Class SliceUtf8

java.lang.Object
io.airlift.slice.SliceUtf8

public final class SliceUtf8 extends Object
Utility methods for UTF-8 encoded slices.
  • Method Summary

    Modifier and Type
    Method
    Description
    static Slice
    codePointToUtf8(int codePoint)
    Convert the code point to UTF-8.
    static int
    compareUtf16BE(Slice utf8Left, Slice utf8Right)
    Compares to UTF-8 sequences using UTF-16 big endian semantics.
    static int
    Counts the code points within UTF-8 encoded slice.
    static int
    countCodePoints(Slice utf8, int offset, int length)
    Counts the code points within UTF-8 encoded slice up to length.
    static Slice
     
    static Slice
    fixInvalidUtf8(Slice slice, OptionalInt replacementCodePoint)
     
    static int
    getCodePointAt(Slice utf8, int position)
    Gets the UTF-8 encoded code point at the position.
    static int
    getCodePointBefore(Slice utf8, int position)
    Gets the UTF-8 encoded code point before the position.
    static boolean
    isAscii(Slice utf8)
    Does the slice contain only 7-bit ASCII characters.
    static Slice
    Removes all white space characters from the left side of the string.
    static Slice
    leftTrim(Slice utf8, int[] whiteSpaceCodePoints)
    Removes all whiteSpaceCodePoints from the left side of the string.
    static int
    lengthOfCodePoint(int codePoint)
    Gets the UTF-8 sequence length of the code point.
    static int
    lengthOfCodePoint(Slice utf8, int position)
    Gets the UTF-8 sequence length of the code point at position.
    static int
    Gets the UTF-8 sequence length using the sequence start byte.
    static int
    lengthOfCodePointSafe(Slice utf8, int position)
    Gets the UTF-8 sequence length of the code point at position.
    static int
    offsetOfCodePoint(Slice utf8, int codePointCount)
    Finds the index of the first byte of the code point at a position, or -1 if the position is not within the slice.
    static int
    offsetOfCodePoint(Slice utf8, int position, int codePointCount)
    Starting from position bytes in utf8, finds the index of the first byte of the code point codePointCount in the slice.
    static Slice
    reverse(Slice utf8)
    Reverses the slice code point by code point.
    static Slice
    Removes all white space characters from the right side of the string.
    static Slice
    rightTrim(Slice utf8, int[] whiteSpaceCodePoints)
    Removes all white whiteSpaceCodePoints from the right side of the string.
    static int
    setCodePointAt(int codePoint, Slice utf8, int position)
    Sets the UTF-8 sequence for code point at the position.
    static Slice
    substring(Slice utf8, int codePointStart, int codePointLength)
    Gets the substring starting at codePointStart and extending for codePointLength code points.
    static Slice
    Converts slice to lower case code point by code point.
    static Slice
    Converts slice to upper case code point by code point.
    static Slice
    trim(Slice utf8)
    Removes all white space characters from the left and right side of the string.
    static Slice
    trim(Slice utf8, int[] whiteSpaceCodePoints)
    Removes all white whiteSpaceCodePoints from the left and right side of the string.
    static int
    tryGetCodePointAt(Slice utf8, int position)
    Tries to get the UTF-8 encoded code point at the position.

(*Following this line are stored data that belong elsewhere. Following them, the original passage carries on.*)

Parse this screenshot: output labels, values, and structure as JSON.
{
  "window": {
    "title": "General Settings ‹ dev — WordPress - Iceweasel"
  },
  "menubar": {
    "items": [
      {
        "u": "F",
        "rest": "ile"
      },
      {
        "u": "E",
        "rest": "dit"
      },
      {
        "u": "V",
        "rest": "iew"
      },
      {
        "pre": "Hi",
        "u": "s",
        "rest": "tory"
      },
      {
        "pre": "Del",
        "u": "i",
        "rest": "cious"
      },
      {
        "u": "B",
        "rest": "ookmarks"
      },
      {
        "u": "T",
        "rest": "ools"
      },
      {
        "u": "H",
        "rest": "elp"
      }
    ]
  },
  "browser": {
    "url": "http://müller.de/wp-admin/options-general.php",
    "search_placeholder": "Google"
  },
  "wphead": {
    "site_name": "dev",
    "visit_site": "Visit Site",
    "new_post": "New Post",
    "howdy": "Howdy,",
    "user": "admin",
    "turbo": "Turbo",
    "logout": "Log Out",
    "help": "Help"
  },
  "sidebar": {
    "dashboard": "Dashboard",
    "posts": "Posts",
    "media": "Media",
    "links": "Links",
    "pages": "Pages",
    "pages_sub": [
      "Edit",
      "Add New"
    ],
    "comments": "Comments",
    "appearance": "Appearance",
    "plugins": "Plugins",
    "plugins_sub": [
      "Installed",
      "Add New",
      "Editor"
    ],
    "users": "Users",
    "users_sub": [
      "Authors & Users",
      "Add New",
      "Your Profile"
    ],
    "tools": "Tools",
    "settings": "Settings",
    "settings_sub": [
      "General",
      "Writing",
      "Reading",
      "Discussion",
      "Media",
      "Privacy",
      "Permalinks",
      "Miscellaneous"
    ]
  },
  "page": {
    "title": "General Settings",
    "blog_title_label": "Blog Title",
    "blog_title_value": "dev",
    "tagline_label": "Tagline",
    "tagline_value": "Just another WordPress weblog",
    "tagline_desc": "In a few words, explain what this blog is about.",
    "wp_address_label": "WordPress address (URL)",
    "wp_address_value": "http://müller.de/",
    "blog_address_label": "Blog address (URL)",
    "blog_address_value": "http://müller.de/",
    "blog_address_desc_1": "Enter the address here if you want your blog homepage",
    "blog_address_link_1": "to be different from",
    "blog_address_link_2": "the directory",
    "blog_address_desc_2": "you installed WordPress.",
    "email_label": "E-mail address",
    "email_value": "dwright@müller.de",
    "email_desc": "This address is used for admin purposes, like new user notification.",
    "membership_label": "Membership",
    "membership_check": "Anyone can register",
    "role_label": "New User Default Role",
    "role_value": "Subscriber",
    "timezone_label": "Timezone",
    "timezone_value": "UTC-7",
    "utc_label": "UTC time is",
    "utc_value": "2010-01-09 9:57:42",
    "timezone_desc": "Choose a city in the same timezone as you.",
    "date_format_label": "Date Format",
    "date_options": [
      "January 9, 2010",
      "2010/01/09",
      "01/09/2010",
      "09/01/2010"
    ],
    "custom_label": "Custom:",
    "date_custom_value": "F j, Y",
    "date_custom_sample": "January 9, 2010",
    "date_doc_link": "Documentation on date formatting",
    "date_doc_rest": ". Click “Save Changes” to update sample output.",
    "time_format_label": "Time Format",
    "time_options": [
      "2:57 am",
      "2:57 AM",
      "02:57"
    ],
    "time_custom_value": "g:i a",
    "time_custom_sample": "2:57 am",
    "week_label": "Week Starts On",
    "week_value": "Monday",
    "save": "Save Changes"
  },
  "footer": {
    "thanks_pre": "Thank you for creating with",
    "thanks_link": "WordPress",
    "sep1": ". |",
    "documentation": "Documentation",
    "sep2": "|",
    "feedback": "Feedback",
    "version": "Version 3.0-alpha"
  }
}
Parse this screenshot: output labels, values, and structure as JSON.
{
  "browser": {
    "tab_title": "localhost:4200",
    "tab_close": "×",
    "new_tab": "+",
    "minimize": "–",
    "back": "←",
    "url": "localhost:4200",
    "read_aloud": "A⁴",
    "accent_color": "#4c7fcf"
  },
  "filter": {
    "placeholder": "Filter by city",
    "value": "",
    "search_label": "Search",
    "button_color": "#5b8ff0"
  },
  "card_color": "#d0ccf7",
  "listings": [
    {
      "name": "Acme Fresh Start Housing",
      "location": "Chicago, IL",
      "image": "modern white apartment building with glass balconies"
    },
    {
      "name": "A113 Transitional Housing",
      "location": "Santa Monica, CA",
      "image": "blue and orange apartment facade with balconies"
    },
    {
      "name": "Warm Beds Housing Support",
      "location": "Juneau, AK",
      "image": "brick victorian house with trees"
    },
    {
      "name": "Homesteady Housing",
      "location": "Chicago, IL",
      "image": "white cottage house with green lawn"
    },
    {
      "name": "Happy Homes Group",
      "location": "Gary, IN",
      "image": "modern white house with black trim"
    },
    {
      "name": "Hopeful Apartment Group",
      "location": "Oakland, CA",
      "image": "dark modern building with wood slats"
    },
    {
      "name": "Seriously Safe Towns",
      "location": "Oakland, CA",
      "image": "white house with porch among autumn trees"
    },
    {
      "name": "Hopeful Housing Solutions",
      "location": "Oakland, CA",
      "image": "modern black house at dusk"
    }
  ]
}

    Methods inherited from class java.lang.Object

    clone, equals, finalize, getClass, hashCode, notify, notifyAll, toString, wait, wait, wait
  • Method Details

    • isAscii

      public static boolean isAscii(Slice utf8)
      Does the slice contain only 7-bit ASCII characters.
    • countCodePoints

      public static int countCodePoints(Slice utf8)
      Counts the code points within UTF-8 encoded slice.

      Note: This method does not explicitly check for valid UTF-8, and may return incorrect results or throw an exception for invalid UTF-8.

    • countCodePoints

      public static int countCodePoints(Slice utf8, int offset, int length)
      Counts the code points within UTF-8 encoded slice up to length.

      Note: This method does not explicitly check for valid UTF-8, and may return incorrect results or throw an exception for invalid UTF-8.

    • substring

      public static Slice substring(Slice utf8, int codePointStart, int codePointLength)
      Gets the substring starting at codePointStart and extending for codePointLength code points.

      Note: This method does not explicitly check for valid UTF-8, and may return incorrect results or throw an exception for invalid UTF-8.

    • reverse

      public static Slice reverse(Slice utf8)
      Reverses the slice code point by code point.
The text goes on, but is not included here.